Computers rarely generate audio from scratch (less so when porting eSpeak to our hypothetical hardware), typically anything you hear from them are pre- & post-processed recordings. For which we need standardized fileformats.
A common format for earcons & SFX is WAV. After a header with structural & provenance metadata (encoded in a hierarchy of tagged/sized “chunks”) these store raw audio samples. WAV can store compressed audio, but that hasn’t been coherently designed. Rarely supported.
In our hypothetical hardware, we’d expect CD-quality 16bit 44.1khz stereo output. Though we could easily handle mono too!

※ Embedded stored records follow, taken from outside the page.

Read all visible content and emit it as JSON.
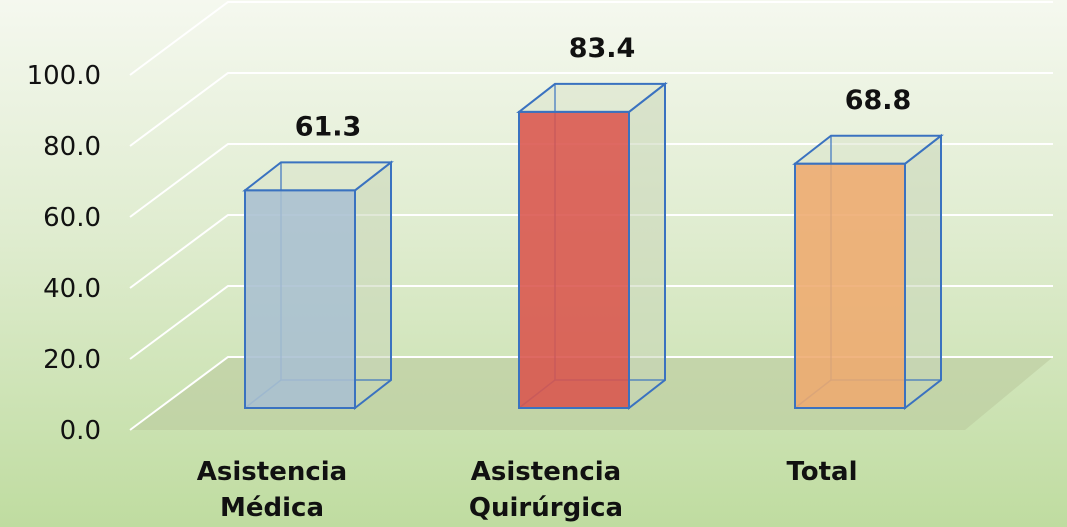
{
  "chart_data": {
    "type": "bar",
    "categories": [
      [
        "Asistencia",
        "Médica"
      ],
      [
        "Asistencia",
        "Quirúrgica"
      ],
      [
        "Total"
      ]
    ],
    "values": [
      61.3,
      83.4,
      68.8
    ],
    "data_labels": [
      "61.3",
      "83.4",
      "68.8"
    ],
    "bar_colors": [
      "#a8bfd0",
      "#d9544c",
      "#eeaa6e"
    ],
    "outline_color": "#3a72c0",
    "yticks": [
      "0.0",
      "20.0",
      "40.0",
      "60.0",
      "80.0",
      "100.0"
    ],
    "ylim": [
      0,
      100
    ],
    "grid": true,
    "style": "3d-column",
    "title": "",
    "xlabel": "",
    "ylabel": ""
  }
}
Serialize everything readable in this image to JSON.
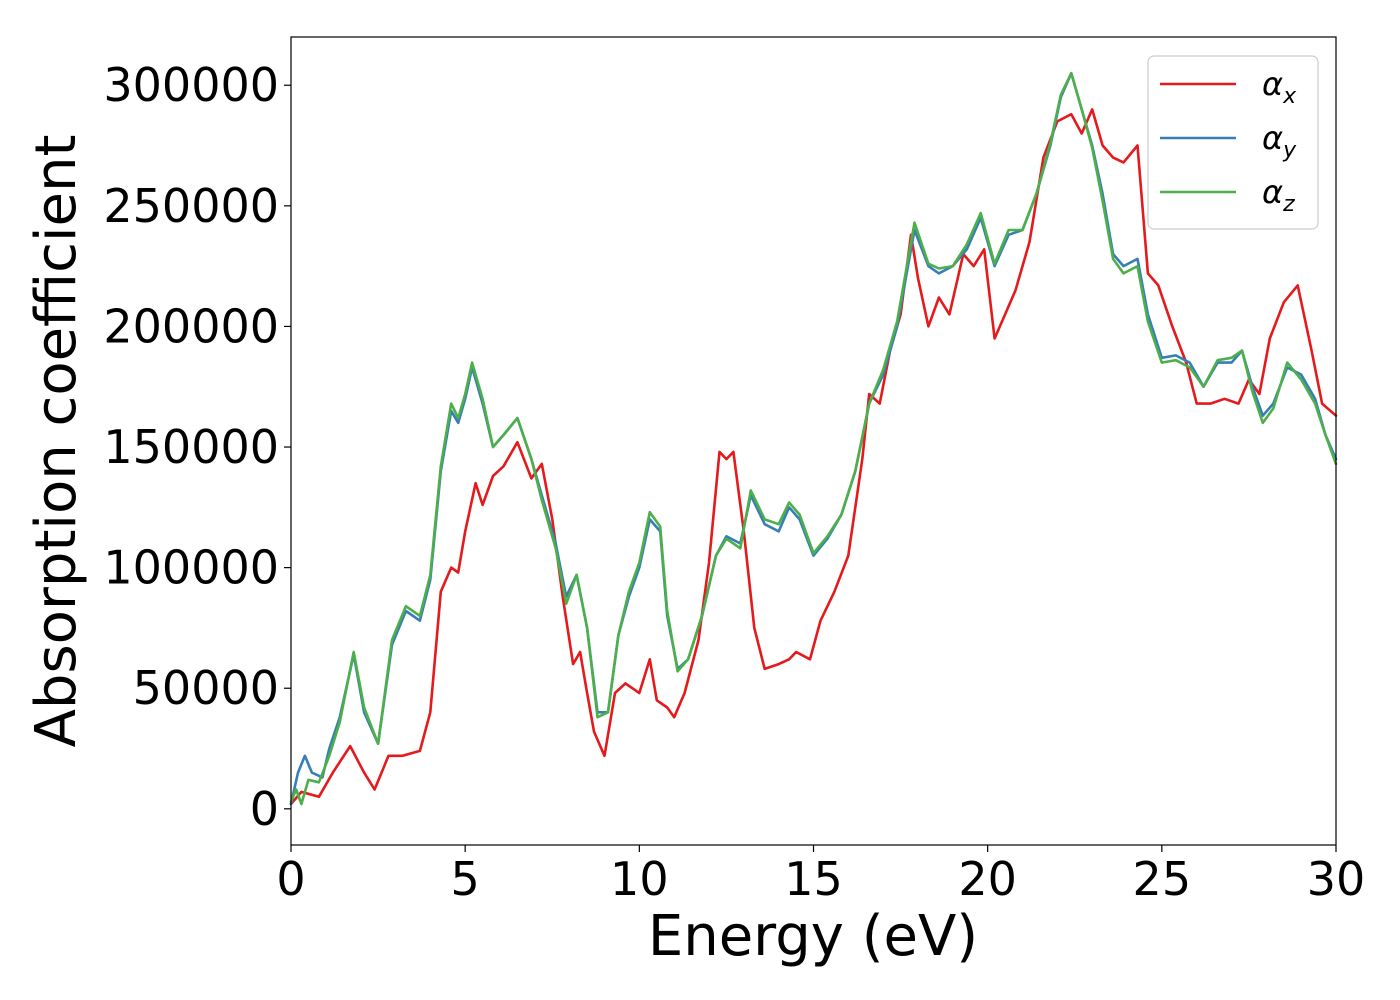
{
  "chart_data": {
    "type": "line",
    "xlabel": "Energy (eV)",
    "ylabel": "Absorption coefficient",
    "xlim": [
      0,
      30
    ],
    "ylim": [
      -15000,
      320000
    ],
    "xticks": [
      0,
      5,
      10,
      15,
      20,
      25,
      30
    ],
    "xtick_labels": [
      "0",
      "5",
      "10",
      "15",
      "20",
      "25",
      "30"
    ],
    "yticks": [
      0,
      50000,
      100000,
      150000,
      200000,
      250000,
      300000
    ],
    "ytick_labels": [
      "0",
      "50000",
      "100000",
      "150000",
      "200000",
      "250000",
      "300000"
    ],
    "grid": false,
    "legend_position": "top-right",
    "series": [
      {
        "name": "αx",
        "base": "α",
        "sub": "x",
        "color": "#e41a1c",
        "x": [
          0,
          0.3,
          0.8,
          1.2,
          1.7,
          2.1,
          2.4,
          2.8,
          3.2,
          3.7,
          4.0,
          4.3,
          4.6,
          4.8,
          5.0,
          5.3,
          5.5,
          5.8,
          6.1,
          6.5,
          6.9,
          7.2,
          7.5,
          7.8,
          8.1,
          8.3,
          8.5,
          8.7,
          9.0,
          9.3,
          9.6,
          10.0,
          10.3,
          10.5,
          10.8,
          11.0,
          11.3,
          11.7,
          12.0,
          12.3,
          12.5,
          12.7,
          13.0,
          13.3,
          13.6,
          14.0,
          14.3,
          14.5,
          14.9,
          15.2,
          15.6,
          16.0,
          16.4,
          16.6,
          16.9,
          17.2,
          17.5,
          17.8,
          18.0,
          18.3,
          18.6,
          18.9,
          19.3,
          19.6,
          19.9,
          20.2,
          20.5,
          20.8,
          21.2,
          21.6,
          22.0,
          22.4,
          22.7,
          23.0,
          23.3,
          23.6,
          23.9,
          24.3,
          24.6,
          24.9,
          25.3,
          25.7,
          26.0,
          26.4,
          26.8,
          27.2,
          27.5,
          27.8,
          28.1,
          28.5,
          28.9,
          29.3,
          29.6,
          30.0
        ],
        "y": [
          2000,
          7000,
          5000,
          15000,
          26000,
          15000,
          8000,
          22000,
          22000,
          24000,
          40000,
          90000,
          100000,
          98000,
          115000,
          135000,
          126000,
          138000,
          142000,
          152000,
          137000,
          143000,
          120000,
          88000,
          60000,
          65000,
          48000,
          32000,
          22000,
          48000,
          52000,
          48000,
          62000,
          45000,
          42000,
          38000,
          48000,
          70000,
          102000,
          148000,
          145000,
          148000,
          115000,
          75000,
          58000,
          60000,
          62000,
          65000,
          62000,
          78000,
          90000,
          105000,
          145000,
          172000,
          168000,
          190000,
          205000,
          238000,
          220000,
          200000,
          212000,
          205000,
          230000,
          225000,
          232000,
          195000,
          205000,
          215000,
          235000,
          270000,
          285000,
          288000,
          280000,
          290000,
          275000,
          270000,
          268000,
          275000,
          222000,
          217000,
          200000,
          185000,
          168000,
          168000,
          170000,
          168000,
          178000,
          172000,
          195000,
          210000,
          217000,
          190000,
          168000,
          163000
        ]
      },
      {
        "name": "αy",
        "base": "α",
        "sub": "y",
        "color": "#377eb8",
        "x": [
          0,
          0.2,
          0.4,
          0.6,
          0.9,
          1.1,
          1.4,
          1.8,
          2.1,
          2.5,
          2.9,
          3.3,
          3.7,
          4.0,
          4.3,
          4.6,
          4.8,
          5.0,
          5.2,
          5.5,
          5.8,
          6.1,
          6.5,
          6.9,
          7.2,
          7.6,
          7.9,
          8.2,
          8.5,
          8.8,
          9.1,
          9.4,
          9.7,
          10.0,
          10.3,
          10.6,
          10.8,
          11.1,
          11.4,
          11.8,
          12.2,
          12.5,
          12.9,
          13.2,
          13.6,
          14.0,
          14.3,
          14.6,
          15.0,
          15.4,
          15.8,
          16.2,
          16.6,
          17.0,
          17.4,
          17.9,
          18.3,
          18.6,
          19.0,
          19.4,
          19.8,
          20.2,
          20.6,
          21.0,
          21.4,
          21.8,
          22.1,
          22.4,
          22.7,
          23.0,
          23.3,
          23.6,
          23.9,
          24.3,
          24.6,
          25.0,
          25.4,
          25.8,
          26.2,
          26.6,
          27.0,
          27.3,
          27.6,
          27.9,
          28.2,
          28.6,
          29.0,
          29.4,
          29.7,
          30.0
        ],
        "y": [
          2000,
          15000,
          22000,
          15000,
          13000,
          25000,
          38000,
          64000,
          40000,
          27000,
          68000,
          82000,
          78000,
          95000,
          140000,
          165000,
          160000,
          170000,
          183000,
          168000,
          150000,
          155000,
          162000,
          145000,
          130000,
          110000,
          88000,
          97000,
          75000,
          40000,
          40000,
          72000,
          88000,
          100000,
          120000,
          115000,
          80000,
          58000,
          62000,
          80000,
          105000,
          113000,
          110000,
          130000,
          118000,
          115000,
          125000,
          120000,
          105000,
          112000,
          122000,
          140000,
          168000,
          180000,
          200000,
          240000,
          225000,
          222000,
          225000,
          232000,
          245000,
          225000,
          238000,
          240000,
          255000,
          275000,
          295000,
          305000,
          290000,
          275000,
          255000,
          230000,
          225000,
          228000,
          205000,
          187000,
          188000,
          185000,
          175000,
          185000,
          185000,
          190000,
          175000,
          163000,
          168000,
          183000,
          180000,
          170000,
          155000,
          145000
        ]
      },
      {
        "name": "αz",
        "base": "α",
        "sub": "z",
        "color": "#4daf4a",
        "x": [
          0,
          0.15,
          0.3,
          0.5,
          0.8,
          1.1,
          1.4,
          1.8,
          2.1,
          2.5,
          2.9,
          3.3,
          3.7,
          4.0,
          4.3,
          4.6,
          4.8,
          5.0,
          5.2,
          5.5,
          5.8,
          6.1,
          6.5,
          6.9,
          7.2,
          7.6,
          7.9,
          8.2,
          8.5,
          8.8,
          9.1,
          9.4,
          9.7,
          10.0,
          10.3,
          10.6,
          10.8,
          11.1,
          11.4,
          11.8,
          12.2,
          12.5,
          12.9,
          13.2,
          13.6,
          14.0,
          14.3,
          14.6,
          15.0,
          15.4,
          15.8,
          16.2,
          16.6,
          17.0,
          17.4,
          17.9,
          18.3,
          18.6,
          19.0,
          19.4,
          19.8,
          20.2,
          20.6,
          21.0,
          21.4,
          21.8,
          22.1,
          22.4,
          22.7,
          23.0,
          23.3,
          23.6,
          23.9,
          24.3,
          24.6,
          25.0,
          25.4,
          25.8,
          26.2,
          26.6,
          27.0,
          27.3,
          27.6,
          27.9,
          28.2,
          28.6,
          29.0,
          29.4,
          29.7,
          30.0
        ],
        "y": [
          3000,
          8000,
          2000,
          12000,
          11000,
          22000,
          36000,
          65000,
          42000,
          27000,
          70000,
          84000,
          80000,
          97000,
          142000,
          168000,
          162000,
          172000,
          185000,
          170000,
          150000,
          155000,
          162000,
          145000,
          128000,
          108000,
          85000,
          97000,
          75000,
          38000,
          40000,
          72000,
          90000,
          102000,
          123000,
          117000,
          82000,
          57000,
          62000,
          80000,
          105000,
          112000,
          108000,
          132000,
          120000,
          118000,
          127000,
          122000,
          106000,
          113000,
          122000,
          140000,
          168000,
          182000,
          202000,
          243000,
          226000,
          224000,
          225000,
          234000,
          247000,
          226000,
          240000,
          240000,
          255000,
          276000,
          296000,
          305000,
          290000,
          274000,
          252000,
          228000,
          222000,
          225000,
          202000,
          185000,
          186000,
          183000,
          175000,
          186000,
          187000,
          190000,
          173000,
          160000,
          166000,
          185000,
          178000,
          168000,
          155000,
          143000
        ]
      }
    ]
  }
}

Correcting bitdepths could be little more than bitshift. Extra channels could be summed into the left/right channels in the appropriate proportions. Correcting sampling rate would have the Arithmetic Core track where we’re at in the new rate & looking up bell-curve weights for the multiply-adder to interpolate surrounding values in it’s subsampling.
For compressed audio of non-trivial length WAV has extensions, but there’s no coherent design so it’s rarely used or supported. Industry tends to stick to their MP3 standards. Though the public standard FLAC has gained significant adoption due to its excellent performance despite being lossless! FLAC’s the one I’m familiar with, so how does it work? How do we implement it on our hypothetical hardware?
We start by parsing off headers for whoever’s interested (joystick nav? Onscreen display?). Once the Parsing Unit splits the FLAC file into blocks (& subblocks per each channel), the appropriate handler is dispatched to the Output Unit, Arithmetic Core, or multiply-adder to:
- Predict the samples.
- Add in “residuals”.
- Mix the channels.
The Output Unit can handle uncompressible whitenoise or trivially compressible near-silence itself. Aside from those, Linear Prediction multiply-sums the last N samples by factors in the file. This can be handled by the multiply-adder.
Some of those polynomials are common enough that they can be concisely called up by a FLAC file, & those are trivial enough we can let our Arithmetic Core handle them.
In theory 64 multiply-adds per sample might not be enough for degenerate FLAC files (especially taking account later stages), but I sincerely doubt these occur in the wild. And the Arithmetic Core could perform a couple of those multiply-adds itself, it’d just be a little slow at it!
As for inevitably incorrect predictions… They’re almost-always close to correct, so to encode the minor corrections we use “Rice codes”. Take a configurable number of bits as the initial value & count up the number of trailing ones to encode the rest of the number. Our hypothetical Parsing Unit’s bitwise-mode combined with the Arithmetic Core can trivially handle this! These values are added to the output sample for the channel, tweaking future predictions.
Finally in stereo recordings there’s plenty of duplicate data between the 2 channels, so FLAC standardizes a choice of some trivial arithmetic (which our multiply-adder or even our Arithmetic Core can perform) to remove most of that redundancy between the 2 channels. If the file contains more than 2 channels… I might not be able to justify having enough grunt in our hypothetical hardware to decompress them all live!
Resampling, etc might be required, just like for WAV!
The Quite OK Audio format is a simple & fast lossy codec by a software developer Dominic Szablewski exploring the broader space of compression technology. Using Linear Predictive Codes, like FLAC uses but lossy.
We’d implement it by having the Parsing Unit extract the metadata (which I think this aspect of the spec needs to be proofread to avoid complicated edgecases Dominic appears to be unaware of) & lookup the “residuals” to be fed into the multiply-adder alongside 4 “history” & “weights” parsed out of that metadata. The Arithmetic Core would finalize the 4bit “quantized scalefactor”.
Again resampling, etc might be required.